If you have sensitive skin, there are any number of ingredients that could trigger a flare up of sebhorreic dermatitis. For this reason, we recommend that you simplify your personal care routines, and use hypoallergenic products for your skin, hair, and body.

Unfortunately, most people don't realize that most popular brands of hypoallergenic products can contain irritating ingredients such as parabens and fragrances which can trigger flare ups! Please see our hypoallergenic products section for more information about this.

In my search to find hypoallergenic products that do not contain potentially irritating ingredients, I've only managed to find one brand of paraben free hypoallergenic products that meets my stands, that contains no chemical irritants and also has no plant allergens.

Prevention Tip #2 - Clear Sebhorreic Dermatitis
from Within

Your diet plays a very important role in how your skin looks, especially since seborrheic dermatitis is related to sebum and yeast. Reducing excessive fats and sugar in your diet can have a positive effect on skin problems and may help prevent dermatitis symptoms.

Although it may feel impossible in today's stressful world to imagine living without sweets, there are new and healthier alternatives that will help keep your body balanced and your skin clear. Natural sweetners like Stevia and Xylitol can sweeten foods and will not contribute to yeast overgrowth in your body.

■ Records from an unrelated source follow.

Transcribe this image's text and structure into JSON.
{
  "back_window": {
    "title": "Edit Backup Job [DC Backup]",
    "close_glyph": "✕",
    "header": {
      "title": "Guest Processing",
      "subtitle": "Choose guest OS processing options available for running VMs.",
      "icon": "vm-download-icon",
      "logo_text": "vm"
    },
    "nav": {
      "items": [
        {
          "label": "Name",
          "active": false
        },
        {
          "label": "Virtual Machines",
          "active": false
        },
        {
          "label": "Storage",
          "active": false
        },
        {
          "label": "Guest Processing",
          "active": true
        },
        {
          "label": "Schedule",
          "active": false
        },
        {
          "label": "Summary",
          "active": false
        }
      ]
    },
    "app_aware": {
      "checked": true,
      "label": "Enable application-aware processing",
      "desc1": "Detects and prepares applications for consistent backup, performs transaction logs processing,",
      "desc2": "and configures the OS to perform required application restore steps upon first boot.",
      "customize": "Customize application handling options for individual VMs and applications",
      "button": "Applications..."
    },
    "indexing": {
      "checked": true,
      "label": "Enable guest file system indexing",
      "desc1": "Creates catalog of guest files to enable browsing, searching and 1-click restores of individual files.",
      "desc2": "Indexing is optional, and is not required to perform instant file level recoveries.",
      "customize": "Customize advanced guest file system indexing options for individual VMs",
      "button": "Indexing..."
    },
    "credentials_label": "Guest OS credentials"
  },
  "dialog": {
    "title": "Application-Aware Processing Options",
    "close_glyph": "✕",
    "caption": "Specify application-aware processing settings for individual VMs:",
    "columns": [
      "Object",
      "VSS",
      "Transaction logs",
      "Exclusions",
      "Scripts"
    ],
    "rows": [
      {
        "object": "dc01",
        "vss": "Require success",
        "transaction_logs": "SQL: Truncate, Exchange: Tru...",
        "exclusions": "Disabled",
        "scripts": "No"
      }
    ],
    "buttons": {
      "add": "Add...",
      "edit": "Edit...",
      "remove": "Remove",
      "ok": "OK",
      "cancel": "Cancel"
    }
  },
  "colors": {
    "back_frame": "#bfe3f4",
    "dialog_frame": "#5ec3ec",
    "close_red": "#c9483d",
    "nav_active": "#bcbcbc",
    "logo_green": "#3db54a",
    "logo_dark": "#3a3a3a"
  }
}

Overgrowth of yeast in your body could be contributing to the yeast in your scalp and skin, so reducing yeast in your diet (found in most breads) can help prevent symptoms. Sugars and simple carbohydrates promote the growth of yeast, whereas fiber-rich vegetables and whole grains will help healthy bacteria to grow and flourish.

Keeping your skin condition under control can require some minor lifestyle changes, but it does pay off. Symptoms of seborrheic dermatitis are external signs of an internal imbalance, regaining that balance will improve your health overall.